Dans l’étude réalisée, « l’assiette flexitarienne » (comprendre la composition moyenne de l’alimentation d’une personne par jour) se compose « de 2/3 de protéines végétales contre 1/3 de protéines animales (…). Cette assiette a été composée à partir de 163 aliments parmi ceux les plus consommés par les Français.

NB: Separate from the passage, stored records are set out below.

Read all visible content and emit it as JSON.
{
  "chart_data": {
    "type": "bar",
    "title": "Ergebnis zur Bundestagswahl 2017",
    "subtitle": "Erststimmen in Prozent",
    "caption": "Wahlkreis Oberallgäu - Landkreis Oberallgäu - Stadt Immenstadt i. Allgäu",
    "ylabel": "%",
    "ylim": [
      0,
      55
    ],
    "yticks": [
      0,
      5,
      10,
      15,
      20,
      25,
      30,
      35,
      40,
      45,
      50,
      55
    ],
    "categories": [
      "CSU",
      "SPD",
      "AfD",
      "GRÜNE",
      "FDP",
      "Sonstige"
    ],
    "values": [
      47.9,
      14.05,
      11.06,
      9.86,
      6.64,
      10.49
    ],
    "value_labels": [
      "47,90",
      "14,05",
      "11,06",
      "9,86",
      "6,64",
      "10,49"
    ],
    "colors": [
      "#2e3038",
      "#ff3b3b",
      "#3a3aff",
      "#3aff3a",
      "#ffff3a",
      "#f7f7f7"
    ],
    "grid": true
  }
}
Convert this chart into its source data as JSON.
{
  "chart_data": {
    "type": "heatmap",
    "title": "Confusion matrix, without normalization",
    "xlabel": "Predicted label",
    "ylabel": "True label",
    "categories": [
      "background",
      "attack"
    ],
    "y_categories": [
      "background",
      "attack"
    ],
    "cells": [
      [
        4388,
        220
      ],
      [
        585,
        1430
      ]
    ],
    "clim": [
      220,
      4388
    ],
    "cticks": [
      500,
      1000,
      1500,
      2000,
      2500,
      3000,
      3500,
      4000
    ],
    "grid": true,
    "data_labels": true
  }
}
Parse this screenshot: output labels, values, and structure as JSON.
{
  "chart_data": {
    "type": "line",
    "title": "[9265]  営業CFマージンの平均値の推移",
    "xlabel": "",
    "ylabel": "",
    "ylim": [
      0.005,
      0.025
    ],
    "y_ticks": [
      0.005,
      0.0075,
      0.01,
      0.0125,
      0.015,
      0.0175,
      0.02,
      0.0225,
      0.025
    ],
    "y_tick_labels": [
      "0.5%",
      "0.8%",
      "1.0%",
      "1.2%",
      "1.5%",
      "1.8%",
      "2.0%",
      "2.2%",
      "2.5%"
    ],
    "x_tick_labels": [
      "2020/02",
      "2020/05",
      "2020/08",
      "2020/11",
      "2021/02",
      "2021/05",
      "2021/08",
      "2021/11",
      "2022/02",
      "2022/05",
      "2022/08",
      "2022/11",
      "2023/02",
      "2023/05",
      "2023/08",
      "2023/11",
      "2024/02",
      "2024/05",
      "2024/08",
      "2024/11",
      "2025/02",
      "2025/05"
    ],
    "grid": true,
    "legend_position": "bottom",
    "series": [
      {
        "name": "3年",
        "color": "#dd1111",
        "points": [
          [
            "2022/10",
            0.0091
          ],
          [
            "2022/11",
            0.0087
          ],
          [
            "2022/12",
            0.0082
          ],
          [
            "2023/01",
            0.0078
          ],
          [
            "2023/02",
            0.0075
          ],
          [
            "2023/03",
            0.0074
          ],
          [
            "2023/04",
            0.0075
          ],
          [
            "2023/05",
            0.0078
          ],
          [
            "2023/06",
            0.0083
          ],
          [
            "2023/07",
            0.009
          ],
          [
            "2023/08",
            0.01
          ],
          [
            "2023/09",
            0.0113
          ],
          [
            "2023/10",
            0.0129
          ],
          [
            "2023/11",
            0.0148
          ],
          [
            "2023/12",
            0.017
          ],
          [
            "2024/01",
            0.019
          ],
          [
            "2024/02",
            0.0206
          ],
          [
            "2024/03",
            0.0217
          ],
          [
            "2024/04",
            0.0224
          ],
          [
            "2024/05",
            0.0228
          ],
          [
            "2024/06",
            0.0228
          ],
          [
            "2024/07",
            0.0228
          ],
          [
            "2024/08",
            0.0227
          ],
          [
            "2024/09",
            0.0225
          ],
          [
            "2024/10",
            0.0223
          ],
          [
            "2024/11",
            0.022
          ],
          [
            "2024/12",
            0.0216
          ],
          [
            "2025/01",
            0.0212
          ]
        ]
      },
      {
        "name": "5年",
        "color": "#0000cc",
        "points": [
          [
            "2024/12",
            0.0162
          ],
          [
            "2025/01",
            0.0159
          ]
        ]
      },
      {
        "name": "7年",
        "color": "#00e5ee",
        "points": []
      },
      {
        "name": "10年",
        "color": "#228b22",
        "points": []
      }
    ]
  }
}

Les principales caractéristiques de cette assiette sont une diminution de la viande (-31 % au total avec -66 % de bœuf et de veau), des poissons sauvages (-40 %), une diminution des produits transformés industriels, gras, salés et sucrés (-69 %), une diminution des produits à base de farines raffinés (-46%) au profit de farines complètes et une augmentation de la part des légumes, céréales et légumineuses (95%) ».  
Photo Pixabay RitaE


Augmenter ainsi notablement la part de produits non-carnés, bien entendu de provenance tracée et qualitative (49,3% de produits labellisés (bio, label rouge et MSC) dans l’alimentation-type étudiée) permettrait de :

  • manger plus sainement et de manière équilibrée (les aliments végétariens sont plus riches en fibres, en antioxydants, en vitamines et en minéraux que les produits animaux, et ils contiennent moins d’acides gras saturés et moins de cholestérol) ;
  • manger des produits de qualité, préservant l’environnement et les conditions de production (bio, certifiés) à un coût socialement acceptable : « la baisse de coûts obtenue par le changement de la composition du panier flexitarien par rapport à l’assiette actuelle permet d’introduire près de 50 % de produits labellisés (49,3 %) à un coût quasi identique à celui du panier actuel » ;
  • réduire les émissions de gaz à effet de serre de l’alimentation de manière forte : « plus de 30 % des émissions de gaz à effet de serre (sont) dus à l’alimentation » ;
  • réduire la pression sur les ressources notamment halieutiques : « près de 30 % des stocks mondiaux de poissons sont surexploités et 60% exploités pleinement (près de 90 % en méditerranée) ».

 

Les bienfaits des aliments végétariens…. selon les gourmands

Il est difficile de nier les évidences des problèmes posés par les émissions de gaz à effet de serre, par ceux liés aux ressources alimentaires pour nourrir une population planétaire en constante augmentation et par ceux, diététiques et sanitaires (obésité, maladies cardio-vasculaires…), induits par l’alimentation industrielle moderne. Les arguments concrets présentés par le WWF ne peuvent donc qu’interpeller, objectivement.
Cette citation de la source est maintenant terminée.